Landry’s research focuses on plankton food web ecology, specifically the complex interactions of bacteria, phytoplankton, protozoa and small metazoans at the base of ocean food webs, and the effects of physical, chemical and climate influences on the organization and dynamics of those assemblages. Much of this research is based on shipboard studies, which have applied experimental techniques for measuring production, growth and grazing rates in a variety of ocean ecosystems — the equatorial, subtropical and subarctic Pacific, the Arabian Sea, the Southern Ocean, and coastal waters of Washington, Oregon and California, as well as systems perturbed by natural physical disturbances (eddies and fronts) or designed manipulation (iron fertilization). Current active projects include: 1) documenting long-term changes in phytoplankton and zooplankton biomass and composition in the central subtropical Pacific as part of the Hawaii Ocean Times series (HOT; http://hahana.soest.hawaii.edu/hot) Program; 2) assessing effects of ocean frontal systems on plankton productivity, food-web structure and dynamics in the California Current Ecosystem as part of the CCE-LTER (http://cce.lternet.edu) Program; 3) investigating plankton community interactions and trace-element limitation in the Costa Rica Dome ecosystem; 4) using compound-specific stable isotope techniques to compare trophic structures and test fisheries models in the equatorial and subtropical Pacific and California upwelling region; and 5) developing stable isotope techniques to resolve the trophic steps of protozoans.

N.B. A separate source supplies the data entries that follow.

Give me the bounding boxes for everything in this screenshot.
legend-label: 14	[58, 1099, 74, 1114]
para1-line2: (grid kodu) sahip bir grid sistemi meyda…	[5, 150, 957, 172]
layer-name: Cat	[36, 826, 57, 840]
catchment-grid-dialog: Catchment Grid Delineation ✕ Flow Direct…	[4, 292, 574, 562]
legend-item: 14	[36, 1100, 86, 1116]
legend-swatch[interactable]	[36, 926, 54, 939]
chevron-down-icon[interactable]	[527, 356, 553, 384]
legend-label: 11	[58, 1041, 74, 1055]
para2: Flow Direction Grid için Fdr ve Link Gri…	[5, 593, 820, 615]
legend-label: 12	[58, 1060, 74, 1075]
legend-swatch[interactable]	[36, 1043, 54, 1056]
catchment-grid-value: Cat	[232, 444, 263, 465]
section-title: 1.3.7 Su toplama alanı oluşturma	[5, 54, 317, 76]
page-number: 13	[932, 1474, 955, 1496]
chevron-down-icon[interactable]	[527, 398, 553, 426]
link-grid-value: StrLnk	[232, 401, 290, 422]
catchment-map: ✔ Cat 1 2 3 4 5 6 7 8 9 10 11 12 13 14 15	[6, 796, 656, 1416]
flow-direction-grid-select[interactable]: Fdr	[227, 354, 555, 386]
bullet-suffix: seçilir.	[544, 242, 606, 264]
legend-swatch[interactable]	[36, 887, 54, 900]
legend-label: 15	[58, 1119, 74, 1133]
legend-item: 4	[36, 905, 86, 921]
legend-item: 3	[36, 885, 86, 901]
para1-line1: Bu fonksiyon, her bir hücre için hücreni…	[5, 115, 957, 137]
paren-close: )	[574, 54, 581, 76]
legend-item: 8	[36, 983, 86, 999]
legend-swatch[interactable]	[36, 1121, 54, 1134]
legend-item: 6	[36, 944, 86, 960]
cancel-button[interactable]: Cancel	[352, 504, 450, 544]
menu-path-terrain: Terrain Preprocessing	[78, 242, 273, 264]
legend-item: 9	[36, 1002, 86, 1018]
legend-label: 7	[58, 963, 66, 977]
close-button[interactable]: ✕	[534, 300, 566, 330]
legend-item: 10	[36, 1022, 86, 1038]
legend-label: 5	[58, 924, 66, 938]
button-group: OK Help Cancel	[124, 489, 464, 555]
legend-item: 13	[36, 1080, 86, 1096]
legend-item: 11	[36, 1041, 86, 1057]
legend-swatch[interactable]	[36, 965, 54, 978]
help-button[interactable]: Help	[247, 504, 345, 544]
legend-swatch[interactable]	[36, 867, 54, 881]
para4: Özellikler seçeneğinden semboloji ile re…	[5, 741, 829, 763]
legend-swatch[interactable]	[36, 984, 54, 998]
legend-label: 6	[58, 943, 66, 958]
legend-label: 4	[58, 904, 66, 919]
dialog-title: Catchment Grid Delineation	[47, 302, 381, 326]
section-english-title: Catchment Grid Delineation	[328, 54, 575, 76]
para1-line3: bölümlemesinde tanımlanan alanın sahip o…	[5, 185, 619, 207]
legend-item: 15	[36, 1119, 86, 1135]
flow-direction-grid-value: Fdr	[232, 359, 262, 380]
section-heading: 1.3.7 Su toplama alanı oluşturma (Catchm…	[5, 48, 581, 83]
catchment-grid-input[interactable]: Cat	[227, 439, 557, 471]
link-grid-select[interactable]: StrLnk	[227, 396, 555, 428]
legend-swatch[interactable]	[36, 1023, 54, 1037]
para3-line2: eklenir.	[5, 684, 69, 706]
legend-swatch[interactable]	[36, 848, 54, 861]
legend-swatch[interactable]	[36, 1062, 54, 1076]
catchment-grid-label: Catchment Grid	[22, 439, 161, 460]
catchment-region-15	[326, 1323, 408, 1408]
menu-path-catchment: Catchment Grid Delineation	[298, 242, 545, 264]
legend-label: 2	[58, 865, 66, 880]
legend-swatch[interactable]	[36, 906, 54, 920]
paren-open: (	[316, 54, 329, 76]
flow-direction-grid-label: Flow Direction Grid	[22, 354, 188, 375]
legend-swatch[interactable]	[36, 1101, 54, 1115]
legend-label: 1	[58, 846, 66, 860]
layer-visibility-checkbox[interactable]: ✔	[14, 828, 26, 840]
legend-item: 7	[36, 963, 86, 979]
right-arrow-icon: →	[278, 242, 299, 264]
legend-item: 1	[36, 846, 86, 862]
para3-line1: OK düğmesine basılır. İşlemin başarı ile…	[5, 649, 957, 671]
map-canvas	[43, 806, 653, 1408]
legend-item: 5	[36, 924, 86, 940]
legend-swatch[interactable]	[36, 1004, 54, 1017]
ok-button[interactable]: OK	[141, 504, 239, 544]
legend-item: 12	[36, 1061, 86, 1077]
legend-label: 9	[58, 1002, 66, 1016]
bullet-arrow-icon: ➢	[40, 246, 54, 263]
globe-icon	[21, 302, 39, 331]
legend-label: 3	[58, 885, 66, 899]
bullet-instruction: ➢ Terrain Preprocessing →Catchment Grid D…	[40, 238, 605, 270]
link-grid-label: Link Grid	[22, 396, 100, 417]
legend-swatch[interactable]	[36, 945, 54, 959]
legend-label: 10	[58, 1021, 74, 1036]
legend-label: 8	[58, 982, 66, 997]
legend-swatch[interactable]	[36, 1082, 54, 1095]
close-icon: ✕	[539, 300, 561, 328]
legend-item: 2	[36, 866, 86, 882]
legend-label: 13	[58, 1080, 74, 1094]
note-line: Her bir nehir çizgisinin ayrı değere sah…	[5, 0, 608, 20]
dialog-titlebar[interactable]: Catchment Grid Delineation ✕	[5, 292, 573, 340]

Landry was born in Berlin, New Hampshire, but moved west with his family at the age of 11 to southern California. He earned a B.A. in Environmental Biology from the University of California, Santa Barbara, a Ph.D. in Oceanography from the University of Washington, and later an M.B.A. in Finance and Operations Management from the University of Washington. Following a postdoc in the Food Chain Research Group at Scripps in the mid-1970s, he went on to research positions at the University of Washington and professor and department chair appointments at the University of Hawai’i at Manoa before returning to Scripps in 2003.
Landry is author/co-author of >170 scientific articles in his research specialty areas. He is a Fellow of the American Association for the Advancement of Science and a member of the Association for the Sciences of Limnology and Oceanography (ASLO), the American Geophysical Union (AGU), the Oceanography Society (TOS), and the World Association of Copepodologists (WAC). He serves on the editorial boards of Limnology and Oceanography, Ecosystems, and Marine Ecology Progress Series and is co-editor of the book Coastal Oceanography of Washington and Oregon.